Rey from The Force Awakens has a notable theme to her costume. The character is a scavenger, making her living by finding and selling elements from spaceships that crashed on her planet. This is reflected in the way she dresses; part of her costume is made from salvaged gauze, and she wears goggles made from pieces torn from a Stormtrooper helmet to protect her eyes from the sand.
Little details like this are what make the Star WarsTM universe so intriguing. As Müller explains, details are what make a fictional world seem real, and they can be found everywhere in the series.
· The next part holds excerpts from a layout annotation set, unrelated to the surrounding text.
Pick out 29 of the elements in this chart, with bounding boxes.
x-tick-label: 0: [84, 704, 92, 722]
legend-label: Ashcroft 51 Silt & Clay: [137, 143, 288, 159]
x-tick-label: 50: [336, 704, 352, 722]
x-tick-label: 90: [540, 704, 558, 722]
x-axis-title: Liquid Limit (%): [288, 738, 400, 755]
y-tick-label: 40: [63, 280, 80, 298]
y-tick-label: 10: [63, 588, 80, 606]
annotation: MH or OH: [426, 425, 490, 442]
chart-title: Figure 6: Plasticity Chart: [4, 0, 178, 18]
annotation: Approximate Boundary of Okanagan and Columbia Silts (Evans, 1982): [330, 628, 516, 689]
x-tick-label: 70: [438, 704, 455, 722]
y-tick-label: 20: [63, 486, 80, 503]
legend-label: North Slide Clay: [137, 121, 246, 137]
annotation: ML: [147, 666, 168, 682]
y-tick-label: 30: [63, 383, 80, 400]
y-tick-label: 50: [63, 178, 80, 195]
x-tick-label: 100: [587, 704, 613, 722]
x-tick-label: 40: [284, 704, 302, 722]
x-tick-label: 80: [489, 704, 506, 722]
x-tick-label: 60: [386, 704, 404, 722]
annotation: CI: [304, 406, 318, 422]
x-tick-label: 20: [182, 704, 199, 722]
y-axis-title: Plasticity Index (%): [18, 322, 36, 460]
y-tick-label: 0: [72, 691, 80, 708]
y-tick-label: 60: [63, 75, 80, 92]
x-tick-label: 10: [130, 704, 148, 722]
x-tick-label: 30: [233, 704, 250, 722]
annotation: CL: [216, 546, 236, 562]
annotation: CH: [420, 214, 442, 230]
Take, for example, a series of sketches outlining the insignia used for Imperial officers in the original trilogy. While most moviegoers probably never noticed, each officer had his or her rank, identifiable by these insignia. The same insignia can be seen in theaters today on the Imperial officers of Rogue One: A Star Wars Story. Details like this can be found everywhere — things that will probably never be noticed but lend the weight of reality to the films.
Costume is used to communicate something to the audience, and the costumes of the Star WarsTM films, with their unique styling, worldwide inspiration, and attention to detail have a lot to say about the time, effort and care that went into every aspect of their creation.